I participated yesterday in the demonstration of the Democrats Abroad in Barcelona against Trump 2.0. It took place in Plaça Sant Jaume, the “political” square of our city, where many demonstrations take place, and where the City Hall and the main building of the Catalan government (or Generalitat) are located, one in front of the other. As an activist reminded me, not being a US citizen, I cannot join Democrats Abroad, but I could join in the chants and show my solidarity. The organizers claimed that they were more than the first time some weeks ago, and they will be even more next time. I hope that more locals join, although yesterday I was not alone in that category either. Journalists that are based in Catalonia and that are symbols of the fight for freedom were there, such as Siscu Baiges and John Carlin.

One of the demonstrators was showing a placard saying “Democracy is not a spectator sport.” This message is very important these days. Some progressives all over the world may feel some intimate satisfaction at seeing the US seeing how their democracy is attacked (what the Germans call “schadenfreude”), because many democracies have been attacked in the past by US governments and interests. But that would be unfair and unwise.
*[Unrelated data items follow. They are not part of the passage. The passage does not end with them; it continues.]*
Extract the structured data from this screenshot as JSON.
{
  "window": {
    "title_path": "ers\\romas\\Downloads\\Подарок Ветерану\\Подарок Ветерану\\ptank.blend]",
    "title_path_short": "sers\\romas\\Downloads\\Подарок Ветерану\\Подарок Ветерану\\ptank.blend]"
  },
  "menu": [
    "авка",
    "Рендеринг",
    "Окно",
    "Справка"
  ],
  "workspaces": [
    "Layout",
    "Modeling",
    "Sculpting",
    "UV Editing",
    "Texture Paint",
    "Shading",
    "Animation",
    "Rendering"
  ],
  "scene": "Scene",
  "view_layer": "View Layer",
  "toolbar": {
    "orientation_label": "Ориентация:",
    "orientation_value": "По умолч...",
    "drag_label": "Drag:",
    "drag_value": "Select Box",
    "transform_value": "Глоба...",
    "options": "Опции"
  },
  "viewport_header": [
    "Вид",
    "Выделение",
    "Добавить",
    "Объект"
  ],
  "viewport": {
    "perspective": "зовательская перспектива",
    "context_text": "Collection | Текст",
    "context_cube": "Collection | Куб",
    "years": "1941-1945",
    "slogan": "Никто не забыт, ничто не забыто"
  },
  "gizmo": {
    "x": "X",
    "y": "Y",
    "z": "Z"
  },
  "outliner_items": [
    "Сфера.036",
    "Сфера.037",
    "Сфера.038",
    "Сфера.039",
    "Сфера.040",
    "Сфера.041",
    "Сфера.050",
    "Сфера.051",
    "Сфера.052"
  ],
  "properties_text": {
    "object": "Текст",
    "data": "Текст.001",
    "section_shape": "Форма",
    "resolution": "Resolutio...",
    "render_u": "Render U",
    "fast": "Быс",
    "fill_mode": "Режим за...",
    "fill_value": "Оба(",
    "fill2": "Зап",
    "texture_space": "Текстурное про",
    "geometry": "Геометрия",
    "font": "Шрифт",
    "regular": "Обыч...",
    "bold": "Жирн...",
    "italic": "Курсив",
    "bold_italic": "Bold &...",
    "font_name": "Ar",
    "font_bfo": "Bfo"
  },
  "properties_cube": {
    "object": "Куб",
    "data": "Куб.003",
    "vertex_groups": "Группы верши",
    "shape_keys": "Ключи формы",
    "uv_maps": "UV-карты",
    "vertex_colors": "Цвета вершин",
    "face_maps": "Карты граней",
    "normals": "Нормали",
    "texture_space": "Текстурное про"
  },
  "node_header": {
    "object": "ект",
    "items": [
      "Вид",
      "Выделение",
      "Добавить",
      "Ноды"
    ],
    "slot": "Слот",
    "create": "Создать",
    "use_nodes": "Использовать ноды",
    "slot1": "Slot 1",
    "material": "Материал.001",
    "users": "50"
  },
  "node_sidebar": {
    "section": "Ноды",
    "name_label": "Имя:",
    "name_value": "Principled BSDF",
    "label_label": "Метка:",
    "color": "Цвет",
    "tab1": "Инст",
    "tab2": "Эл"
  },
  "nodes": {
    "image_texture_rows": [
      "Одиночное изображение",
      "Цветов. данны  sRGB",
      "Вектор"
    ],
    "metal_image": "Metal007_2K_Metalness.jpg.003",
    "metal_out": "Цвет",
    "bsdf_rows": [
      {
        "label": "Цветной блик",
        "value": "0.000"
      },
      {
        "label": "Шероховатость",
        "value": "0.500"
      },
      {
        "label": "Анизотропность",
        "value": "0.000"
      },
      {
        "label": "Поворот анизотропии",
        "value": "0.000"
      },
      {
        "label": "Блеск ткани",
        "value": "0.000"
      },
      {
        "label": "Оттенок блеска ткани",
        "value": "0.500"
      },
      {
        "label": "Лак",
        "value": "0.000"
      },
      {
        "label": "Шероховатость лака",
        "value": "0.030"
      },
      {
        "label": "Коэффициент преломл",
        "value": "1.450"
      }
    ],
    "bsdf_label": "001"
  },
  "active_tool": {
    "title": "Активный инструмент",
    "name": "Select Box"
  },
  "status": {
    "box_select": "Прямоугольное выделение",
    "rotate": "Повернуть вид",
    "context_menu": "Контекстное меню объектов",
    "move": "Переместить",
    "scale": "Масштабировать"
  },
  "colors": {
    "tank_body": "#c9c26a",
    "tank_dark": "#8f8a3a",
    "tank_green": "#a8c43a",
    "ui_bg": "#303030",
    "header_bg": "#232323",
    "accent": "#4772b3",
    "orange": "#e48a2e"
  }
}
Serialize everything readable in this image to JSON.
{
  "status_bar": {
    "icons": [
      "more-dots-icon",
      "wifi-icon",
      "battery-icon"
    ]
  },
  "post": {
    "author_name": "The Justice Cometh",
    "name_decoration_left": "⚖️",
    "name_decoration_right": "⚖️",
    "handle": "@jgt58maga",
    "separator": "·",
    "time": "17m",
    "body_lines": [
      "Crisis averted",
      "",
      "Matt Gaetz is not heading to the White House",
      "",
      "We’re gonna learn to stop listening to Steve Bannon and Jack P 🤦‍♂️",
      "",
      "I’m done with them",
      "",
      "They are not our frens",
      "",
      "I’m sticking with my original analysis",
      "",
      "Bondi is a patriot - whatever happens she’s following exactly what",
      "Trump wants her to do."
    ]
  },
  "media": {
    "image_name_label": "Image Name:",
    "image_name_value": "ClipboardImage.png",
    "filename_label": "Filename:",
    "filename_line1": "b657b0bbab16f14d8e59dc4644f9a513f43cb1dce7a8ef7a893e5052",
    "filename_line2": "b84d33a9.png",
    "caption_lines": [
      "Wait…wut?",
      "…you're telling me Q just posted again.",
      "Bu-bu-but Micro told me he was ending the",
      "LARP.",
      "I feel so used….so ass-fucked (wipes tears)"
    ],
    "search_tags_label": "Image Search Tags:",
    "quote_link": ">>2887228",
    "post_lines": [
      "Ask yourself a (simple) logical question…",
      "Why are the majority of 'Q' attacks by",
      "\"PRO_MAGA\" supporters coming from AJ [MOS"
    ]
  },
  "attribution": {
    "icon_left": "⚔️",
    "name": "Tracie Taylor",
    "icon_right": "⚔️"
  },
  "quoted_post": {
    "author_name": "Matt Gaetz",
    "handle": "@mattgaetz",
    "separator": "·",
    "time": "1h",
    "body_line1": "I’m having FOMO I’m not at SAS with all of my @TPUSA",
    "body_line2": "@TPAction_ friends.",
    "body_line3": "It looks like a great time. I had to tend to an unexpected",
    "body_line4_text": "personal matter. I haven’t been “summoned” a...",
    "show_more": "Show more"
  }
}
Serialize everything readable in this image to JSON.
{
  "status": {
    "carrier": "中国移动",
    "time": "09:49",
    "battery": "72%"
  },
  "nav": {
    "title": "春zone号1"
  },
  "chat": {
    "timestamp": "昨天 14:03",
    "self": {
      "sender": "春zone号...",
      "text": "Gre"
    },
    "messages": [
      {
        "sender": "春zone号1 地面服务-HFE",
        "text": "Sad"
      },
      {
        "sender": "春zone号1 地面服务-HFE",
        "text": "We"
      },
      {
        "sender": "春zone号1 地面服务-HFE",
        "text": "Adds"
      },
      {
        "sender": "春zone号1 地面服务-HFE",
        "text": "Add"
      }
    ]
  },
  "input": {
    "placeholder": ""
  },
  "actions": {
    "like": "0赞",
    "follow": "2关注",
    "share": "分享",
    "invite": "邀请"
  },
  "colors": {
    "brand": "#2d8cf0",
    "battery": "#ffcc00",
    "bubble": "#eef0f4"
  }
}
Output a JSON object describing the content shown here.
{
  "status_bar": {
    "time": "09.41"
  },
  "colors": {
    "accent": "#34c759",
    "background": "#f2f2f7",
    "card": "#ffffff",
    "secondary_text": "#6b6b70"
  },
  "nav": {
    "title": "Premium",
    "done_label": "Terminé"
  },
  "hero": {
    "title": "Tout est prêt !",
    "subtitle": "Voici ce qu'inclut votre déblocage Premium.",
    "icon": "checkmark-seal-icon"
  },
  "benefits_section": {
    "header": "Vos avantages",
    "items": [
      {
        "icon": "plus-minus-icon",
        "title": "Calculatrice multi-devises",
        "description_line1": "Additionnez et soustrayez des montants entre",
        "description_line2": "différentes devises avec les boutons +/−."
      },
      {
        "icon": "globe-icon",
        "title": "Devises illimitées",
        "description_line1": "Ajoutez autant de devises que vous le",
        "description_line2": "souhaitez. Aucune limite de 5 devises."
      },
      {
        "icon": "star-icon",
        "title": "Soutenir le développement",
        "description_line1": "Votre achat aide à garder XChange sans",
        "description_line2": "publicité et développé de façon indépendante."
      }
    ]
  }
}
Most US citizens are victims of Trump, and would not have approved of violations of human rights in other parts of the world.

It is also true that the erosion of democracy does not happen for the first time, and even in the US it didn’t start now. The concentration of power in private hands is not something new. But the acceleration of destruction under Musk and Trump 2.0 is very serious and costly: for science, for peace, for freedom. We Europeans should have been worried a long time ago (actually, many were worried already), but increased concern is totally justified.

What to do? The Supreme Court and courts in general may stop, perhaps, some of the worst steps of the autocrats. Markets are also important, and are a disciplinary device, but only of economic missteps, not necessarily of human rights violations. Federalism and the diversity of institutions in the US cannot be all destroyed at the same time. But learn from Latin America: their military dictatorships were defeated in many countries because people mobilized and made enormous sacrifices. Regime change is fought by collective action: wait and see has never been an option, in spite of the individual risks, which understandably each one should manage as well as possible.

In Europe we can do many things, to defend ourselves and to show solidarity. The example of the Colegio de México comes to my mind, the institution that was created after the Spanish Civil War in Mexico to attract intelectuals that came from exile escaping the Franco dictatorship, and that kept reminding the world of the atrocities of that dictatorship. It is not enough to attract individual scientists and academics in our existing institutions, they will miss too many things. New instituions will be needed. Trump’s is not a military dictatorship, but is demolishing democracy nonetheless. He will not be stopped if we do nothing.


Sunday, March 16, 2025

Trump 2.0 as regime change

The Musk/Trump government must not be treated as a new administration, but as an attempt at regime change, internally and globally.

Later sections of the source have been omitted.